Senator O'Malley asked about the consultant contract. I stated publicly last week that we have come to the end. The independent chairman made recommendations a couple of weeks ago. I accepted them. The HSE accepted them. The doctor representative body seemed to accept them but, notwithstanding their acceptance, people want to start negotiating all over again and time is running out. We are recruiting virtually no new consultants into the system. We are depending, as people retire, on locums. That is not satisfactory but we cannot continue to recruit on a contract of employment that is unsatisfactory as far as the public health system is concerned. The advertising campaign, which was suspended at the request of the chairman, will now proceed. I have been discussing that with the HSE, with the chairman of the board, with Professor Drumm and with my officials in the Department of Health and Children.
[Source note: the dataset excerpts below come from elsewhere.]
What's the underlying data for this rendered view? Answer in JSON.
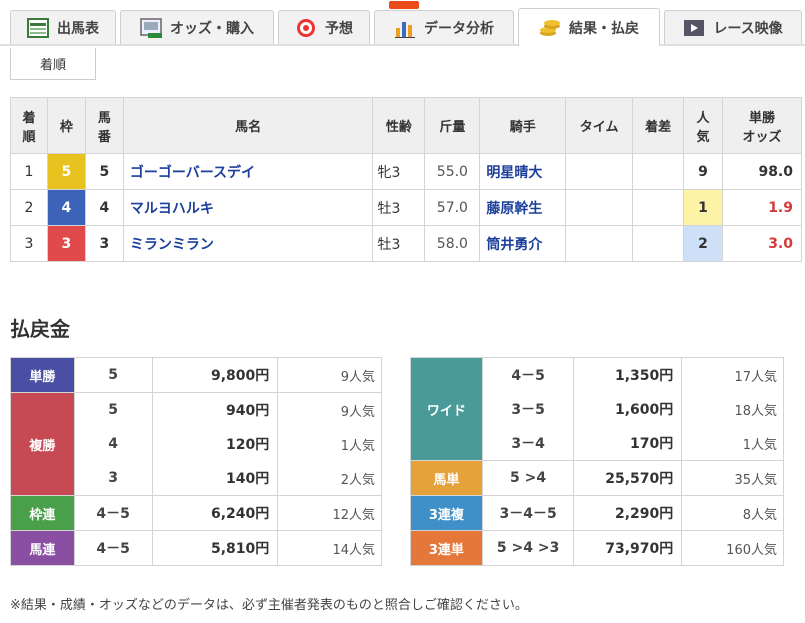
{
  "tabs": [
    {
      "label": "出馬表",
      "icon": "table-icon"
    },
    {
      "label": "オッズ・購入",
      "icon": "ipat-icon"
    },
    {
      "label": "予想",
      "icon": "target-icon"
    },
    {
      "label": "データ分析",
      "icon": "bar-chart-icon"
    },
    {
      "label": "結果・払戻",
      "icon": "coins-icon"
    },
    {
      "label": "レース映像",
      "icon": "video-icon"
    }
  ],
  "subtab": "着順",
  "result": {
    "headers": [
      "着順",
      "枠",
      "馬番",
      "馬名",
      "性齢",
      "斤量",
      "騎手",
      "タイム",
      "着差",
      "人気",
      "単勝オッズ"
    ],
    "rows": [
      {
        "rank": "1",
        "waku": "5",
        "umaban": "5",
        "name": "ゴーゴーバースデイ",
        "sex": "牝3",
        "weight": "55.0",
        "jockey": "明星晴大",
        "time": "",
        "margin": "",
        "pop": "9",
        "odds": "98.0"
      },
      {
        "rank": "2",
        "waku": "4",
        "umaban": "4",
        "name": "マルヨハルキ",
        "sex": "牡3",
        "weight": "57.0",
        "jockey": "藤原幹生",
        "time": "",
        "margin": "",
        "pop": "1",
        "odds": "1.9"
      },
      {
        "rank": "3",
        "waku": "3",
        "umaban": "3",
        "name": "ミランミラン",
        "sex": "牡3",
        "weight": "58.0",
        "jockey": "筒井勇介",
        "time": "",
        "margin": "",
        "pop": "2",
        "odds": "3.0"
      }
    ]
  },
  "payout": {
    "title": "払戻金",
    "left": {
      "tansho": {
        "label": "単勝",
        "rows": [
          {
            "num": "5",
            "yen": "9,800円",
            "ninki": "9人気"
          }
        ]
      },
      "fukusho": {
        "label": "複勝",
        "rows": [
          {
            "num": "5",
            "yen": "940円",
            "ninki": "9人気"
          },
          {
            "num": "4",
            "yen": "120円",
            "ninki": "1人気"
          },
          {
            "num": "3",
            "yen": "140円",
            "ninki": "2人気"
          }
        ]
      },
      "wakuren": {
        "label": "枠連",
        "rows": [
          {
            "num": "4－5",
            "yen": "6,240円",
            "ninki": "12人気"
          }
        ]
      },
      "umaren": {
        "label": "馬連",
        "rows": [
          {
            "num": "4－5",
            "yen": "5,810円",
            "ninki": "14人気"
          }
        ]
      }
    },
    "right": {
      "wide": {
        "label": "ワイド",
        "rows": [
          {
            "num": "4－5",
            "yen": "1,350円",
            "ninki": "17人気"
          },
          {
            "num": "3－5",
            "yen": "1,600円",
            "ninki": "18人気"
          },
          {
            "num": "3－4",
            "yen": "170円",
            "ninki": "1人気"
          }
        ]
      },
      "umatan": {
        "label": "馬単",
        "rows": [
          {
            "num": "5 >4",
            "yen": "25,570円",
            "ninki": "35人気"
          }
        ]
      },
      "sanrenpuku": {
        "label": "3連複",
        "rows": [
          {
            "num": "3－4－5",
            "yen": "2,290円",
            "ninki": "8人気"
          }
        ]
      },
      "sanrentan": {
        "label": "3連単",
        "rows": [
          {
            "num": "5 >4 >3",
            "yen": "73,970円",
            "ninki": "160人気"
          }
        ]
      }
    }
  },
  "note": "※結果・成績・オッズなどのデータは、必ず主催者発表のものと照合しご確認ください。",
  "colors": {
    "waku5": "#e8c21f",
    "waku4": "#3d63b8",
    "waku3": "#e04a4a",
    "tansho": "#4a4fa3",
    "fukusho": "#c64a54",
    "wakuren": "#4aa04a",
    "umaren": "#8a4fa3",
    "wide": "#4a9a9a",
    "umatan": "#e6a23a",
    "sanrenpuku": "#3f8fc8",
    "sanrentan": "#e6773a"
  }
}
On private hospitals, we have already written to the independent hospital group and to insurers on the new standards because approximately 500 breast surgeries seem to take place in the private system. Clearly, there is no licensing or accreditation regime in Ireland for private provision, and this is a significant deficit. We have established the patient safety commission, chaired by Dr. Deirdre Madden BL, to examine these issues and what kind of licensing or accreditation system we need in place, and she is due to report next summer.
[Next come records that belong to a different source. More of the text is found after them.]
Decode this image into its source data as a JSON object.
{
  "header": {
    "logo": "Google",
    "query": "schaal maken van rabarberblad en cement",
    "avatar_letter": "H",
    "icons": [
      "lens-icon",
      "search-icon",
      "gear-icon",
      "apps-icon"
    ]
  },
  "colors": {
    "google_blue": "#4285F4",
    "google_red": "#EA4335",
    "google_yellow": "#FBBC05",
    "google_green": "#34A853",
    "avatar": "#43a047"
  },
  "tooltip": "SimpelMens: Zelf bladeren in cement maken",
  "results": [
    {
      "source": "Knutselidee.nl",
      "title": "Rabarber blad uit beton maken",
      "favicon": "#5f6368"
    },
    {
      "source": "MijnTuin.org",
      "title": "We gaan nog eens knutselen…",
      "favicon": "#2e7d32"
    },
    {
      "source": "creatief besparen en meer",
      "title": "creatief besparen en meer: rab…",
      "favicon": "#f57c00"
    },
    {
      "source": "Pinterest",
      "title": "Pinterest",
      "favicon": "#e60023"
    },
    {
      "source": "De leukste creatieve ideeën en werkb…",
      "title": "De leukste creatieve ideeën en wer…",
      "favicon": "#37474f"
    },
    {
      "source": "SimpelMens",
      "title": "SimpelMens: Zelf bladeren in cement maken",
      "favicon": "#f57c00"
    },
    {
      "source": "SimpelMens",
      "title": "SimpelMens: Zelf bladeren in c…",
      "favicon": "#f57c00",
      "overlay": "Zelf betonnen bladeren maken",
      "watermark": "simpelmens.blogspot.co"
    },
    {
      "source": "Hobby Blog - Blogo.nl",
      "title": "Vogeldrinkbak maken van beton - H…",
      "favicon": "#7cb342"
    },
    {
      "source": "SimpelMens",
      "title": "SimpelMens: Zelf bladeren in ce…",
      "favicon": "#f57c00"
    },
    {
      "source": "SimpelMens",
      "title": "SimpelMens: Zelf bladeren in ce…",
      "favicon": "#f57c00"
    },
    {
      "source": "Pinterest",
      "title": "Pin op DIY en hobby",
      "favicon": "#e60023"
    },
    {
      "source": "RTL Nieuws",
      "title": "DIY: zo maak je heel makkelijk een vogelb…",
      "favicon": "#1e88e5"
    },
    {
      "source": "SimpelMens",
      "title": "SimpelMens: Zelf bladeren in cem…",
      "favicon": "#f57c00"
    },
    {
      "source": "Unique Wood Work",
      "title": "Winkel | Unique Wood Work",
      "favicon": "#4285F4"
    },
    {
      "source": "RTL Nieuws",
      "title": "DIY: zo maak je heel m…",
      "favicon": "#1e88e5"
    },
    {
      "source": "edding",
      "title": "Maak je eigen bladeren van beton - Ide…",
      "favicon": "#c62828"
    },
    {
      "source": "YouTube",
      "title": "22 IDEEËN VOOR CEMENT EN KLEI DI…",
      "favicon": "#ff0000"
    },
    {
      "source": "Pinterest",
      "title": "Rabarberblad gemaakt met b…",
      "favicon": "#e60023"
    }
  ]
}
The intention is that the standards will apply. The Minister for Health and Children has an obligation to patients, whether public or private, to ensure they are cared for appropriately.

HIQA's inspectorate will apply to places where children — whether Irish or non-Irish — reside, to the disability sector and to public and private nursing homes. It applies, not to asylum cases where families are living, but to places where children, people with a disability or older people are in care.
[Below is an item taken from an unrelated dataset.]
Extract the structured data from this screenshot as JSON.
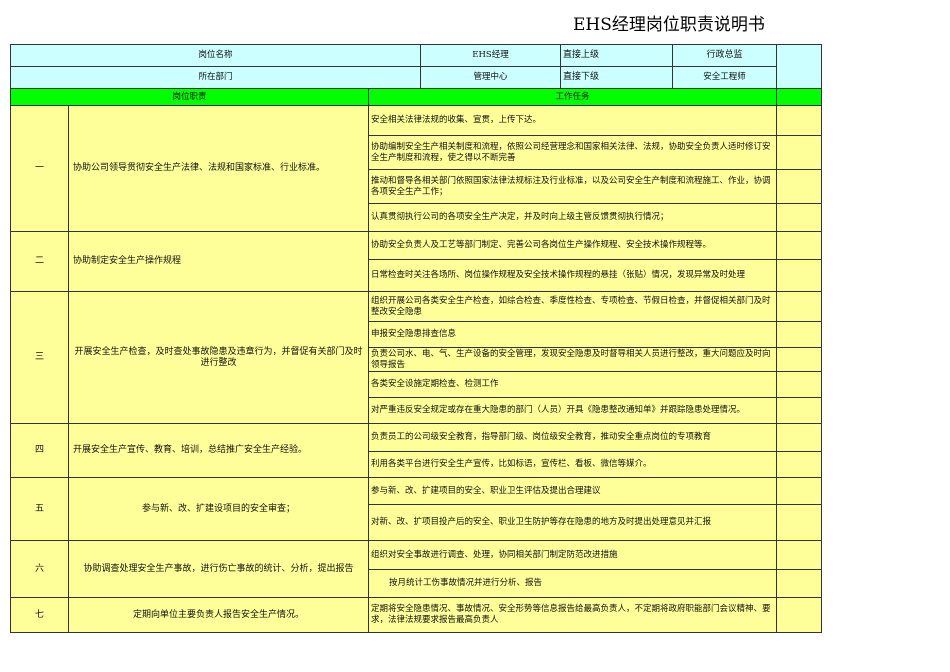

As Senator Leyden will be aware, if I recall correctly from my recent meeting, one of those surgeons is shortly to retire. The intention, given the recommendation from the Royal College of Surgeons which is the training body for surgery in Ireland, is that there should be a joint department of surgery between Portiuncula Hospital and Roscommon County Hospital and that their surgical affairs should be arranged on that basis. The HSE recruited the chief surgeon in Scotland who is working with both hospitals and with the clinicians to make that a reality. If memory serves me correctly, a meeting on these issues took place this week in Roscommon. From my point of view, and that of the Government, we want services to be provided as locally as possible to where people live provided they can be quality and patient-safety assured.

On accident and emergency department services, there is a new stroke drug which is suitable for only certain stroke patients. It must be administered within three hours of a person having the stroke. It must be administered by highly specialised staff or otherwise one could kill the patient. If we take people to a place where we do not have the expertise to administer a drug of that kind, for example, and if we have delayed the vital time in getting the person to the centre where that could happen, it could have dire consequences.

After 5 o'clock in the evening, in the main, our accident and emergency departments are staffed by junior doctors. These are doctors in training. That is not satisfactory. We must put patient safety and quality first in everything we do. That must come before constituencies, institutions, doctors and whoever. The Minister for Health and Children has an ethical obligation to stand up for what is right in terms of patient safety.